Le président de la République décrète la prolongation de l'état d'urgence pour une durée d'un mois

L’état d’urgence avait déjà été prolongé de 7 mois en mars dernier.

Anadolu Agency via Getty Images

Le président de la République Béji Caid Essebsi a prolongé, vendredi, l’état d’urgence sur l’ensemble du territoire d’un mois, jusqu’au 06 novembre prochain annoncé un communiqué de la présidence de la République.

C’est ce qu’a décidé le président de la République après une réunion tenue avec le ministre de la Défense Abelkrim Zbidi et le ministre de l’Intérieur Hichem Fourati, sur la situation sécuritaire du pays, et notamment le danger terroriste et les crimes organisés.

Cette décision intervient après concertation avec le chef du gouvernement Youssef Chahed et le président de l’Assemblée des représentants du peuple Mohamed Ennaceur.

L’état d’urgence avait déjà été prolongé de 7 mois en mars dernier.

Jeudi, l’Observatoire des droits et libertés en Tunisie avait tenu une conférence sur l’état d’urgence en Tunisie, instauré et prolongé depuis 2015.

Il avait appelé à ne plus recourir à  à cette mesure d’exception, pointant du doigt les nombreux abus causés par cette loi.

Selon l’Observatoire, près de 600 personnes sont actuellement en résidence surveillée et près de 100.000 voient leur liberté de circulation entravée a cause de la loi de l’état d’urgence.

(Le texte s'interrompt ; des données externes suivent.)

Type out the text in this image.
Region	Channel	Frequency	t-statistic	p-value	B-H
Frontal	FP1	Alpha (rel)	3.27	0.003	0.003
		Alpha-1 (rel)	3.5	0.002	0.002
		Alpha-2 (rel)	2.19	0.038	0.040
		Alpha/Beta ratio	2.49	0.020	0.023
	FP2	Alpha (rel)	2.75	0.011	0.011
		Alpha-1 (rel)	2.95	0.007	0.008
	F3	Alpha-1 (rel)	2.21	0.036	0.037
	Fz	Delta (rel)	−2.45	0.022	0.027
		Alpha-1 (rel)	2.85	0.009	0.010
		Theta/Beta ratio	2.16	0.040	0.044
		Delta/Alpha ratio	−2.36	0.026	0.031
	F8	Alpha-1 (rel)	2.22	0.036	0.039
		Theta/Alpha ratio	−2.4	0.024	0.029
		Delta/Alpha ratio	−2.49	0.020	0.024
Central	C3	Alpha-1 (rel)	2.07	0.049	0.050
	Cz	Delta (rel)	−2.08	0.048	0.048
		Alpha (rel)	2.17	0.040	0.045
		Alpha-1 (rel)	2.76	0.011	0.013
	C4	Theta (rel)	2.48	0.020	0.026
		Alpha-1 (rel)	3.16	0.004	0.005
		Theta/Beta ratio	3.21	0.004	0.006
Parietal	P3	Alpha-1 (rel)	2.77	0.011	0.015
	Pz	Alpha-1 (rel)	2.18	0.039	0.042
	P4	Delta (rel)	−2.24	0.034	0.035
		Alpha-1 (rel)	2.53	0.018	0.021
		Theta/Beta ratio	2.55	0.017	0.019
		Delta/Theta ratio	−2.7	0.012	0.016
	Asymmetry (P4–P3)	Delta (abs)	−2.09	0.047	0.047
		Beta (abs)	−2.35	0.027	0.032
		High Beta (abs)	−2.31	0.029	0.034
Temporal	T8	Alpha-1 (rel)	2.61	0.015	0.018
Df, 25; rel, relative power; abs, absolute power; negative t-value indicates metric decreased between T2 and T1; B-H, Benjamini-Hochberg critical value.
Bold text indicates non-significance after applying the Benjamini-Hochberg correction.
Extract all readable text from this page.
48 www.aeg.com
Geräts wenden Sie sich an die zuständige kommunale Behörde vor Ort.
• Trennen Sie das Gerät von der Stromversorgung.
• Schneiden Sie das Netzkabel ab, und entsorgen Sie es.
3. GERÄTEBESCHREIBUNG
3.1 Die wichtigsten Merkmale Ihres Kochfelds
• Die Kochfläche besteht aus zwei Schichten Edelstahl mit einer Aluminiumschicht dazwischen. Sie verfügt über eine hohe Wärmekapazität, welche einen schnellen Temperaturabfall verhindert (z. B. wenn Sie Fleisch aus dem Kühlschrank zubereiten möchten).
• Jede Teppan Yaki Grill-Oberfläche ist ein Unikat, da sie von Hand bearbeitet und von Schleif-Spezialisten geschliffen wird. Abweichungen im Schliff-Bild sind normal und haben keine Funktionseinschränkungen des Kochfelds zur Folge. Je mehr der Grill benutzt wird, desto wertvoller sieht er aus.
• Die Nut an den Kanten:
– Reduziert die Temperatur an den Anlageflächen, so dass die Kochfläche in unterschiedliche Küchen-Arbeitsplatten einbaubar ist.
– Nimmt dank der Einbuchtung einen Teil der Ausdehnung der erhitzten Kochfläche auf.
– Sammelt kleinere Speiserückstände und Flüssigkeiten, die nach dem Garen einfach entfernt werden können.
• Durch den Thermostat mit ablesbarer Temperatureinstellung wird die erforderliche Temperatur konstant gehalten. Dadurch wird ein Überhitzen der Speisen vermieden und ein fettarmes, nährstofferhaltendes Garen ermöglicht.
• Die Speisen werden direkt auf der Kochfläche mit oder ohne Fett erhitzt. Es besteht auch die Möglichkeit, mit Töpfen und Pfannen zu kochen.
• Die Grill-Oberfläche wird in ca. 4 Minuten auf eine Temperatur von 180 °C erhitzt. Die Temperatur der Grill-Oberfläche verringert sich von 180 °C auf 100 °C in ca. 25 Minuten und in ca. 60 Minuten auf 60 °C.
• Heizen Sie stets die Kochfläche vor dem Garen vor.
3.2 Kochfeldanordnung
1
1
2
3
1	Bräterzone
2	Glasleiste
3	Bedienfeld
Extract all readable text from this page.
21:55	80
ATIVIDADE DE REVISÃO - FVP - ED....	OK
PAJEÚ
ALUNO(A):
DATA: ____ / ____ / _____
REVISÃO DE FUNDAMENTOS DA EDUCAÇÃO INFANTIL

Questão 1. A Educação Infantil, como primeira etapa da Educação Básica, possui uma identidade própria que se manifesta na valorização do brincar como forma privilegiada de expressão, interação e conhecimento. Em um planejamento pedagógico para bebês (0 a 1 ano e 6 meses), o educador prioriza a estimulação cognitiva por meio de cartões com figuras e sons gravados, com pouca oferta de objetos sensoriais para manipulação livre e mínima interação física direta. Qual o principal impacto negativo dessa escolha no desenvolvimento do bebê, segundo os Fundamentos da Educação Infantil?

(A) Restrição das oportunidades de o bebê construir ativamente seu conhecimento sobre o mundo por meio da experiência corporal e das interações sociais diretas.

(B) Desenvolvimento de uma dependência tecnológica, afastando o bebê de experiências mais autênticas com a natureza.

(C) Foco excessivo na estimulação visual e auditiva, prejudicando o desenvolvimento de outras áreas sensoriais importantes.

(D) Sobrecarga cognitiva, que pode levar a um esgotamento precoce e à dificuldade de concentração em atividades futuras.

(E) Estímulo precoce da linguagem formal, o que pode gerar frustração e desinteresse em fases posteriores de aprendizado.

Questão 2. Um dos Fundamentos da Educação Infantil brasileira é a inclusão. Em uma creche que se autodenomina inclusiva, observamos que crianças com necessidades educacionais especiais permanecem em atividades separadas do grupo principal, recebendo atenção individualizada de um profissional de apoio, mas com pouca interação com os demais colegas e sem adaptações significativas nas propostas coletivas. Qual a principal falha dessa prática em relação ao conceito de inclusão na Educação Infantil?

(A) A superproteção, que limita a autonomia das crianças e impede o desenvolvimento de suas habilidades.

Le Décret n° 78-50 du 26 janvier 1978, réglementant l’état d’urgence, datant de l’ère Bourguiba, continue a être appliqué plus de 40 ans après son adoption.

Il prévoit des mesures d’exceptions donnant un large pouvoir aux forces de l’ordre comme par exemple l’article 8 qui prévoit que ”(...) les autorités (...) peuvent ordonner des perquisitions à domicile de jour et de nuit” sans autorisations requises.

De même l’article 8 prévoit que les autorités peuvent “prendre toutes mesures pour assurer le contrôle de la presse et des publications de toute nature ainsi que celui des émissions radiophoniques, des projections cinématographiques et des représentations théâtrales”.

L’article 5 prévoit quant à lui la possibilité d’assigner à résidence toute personne pouvant représenter un danger pour la sécurité et l’ordre public.

Selon l’article 2, les infractions à l’état d’urgence peuvent entrainer des peines “d’un emprisonnement de six mois à deux ans et d’une amende de 60 à 2.500 dinars ou de l’une de ces peines seulement.”.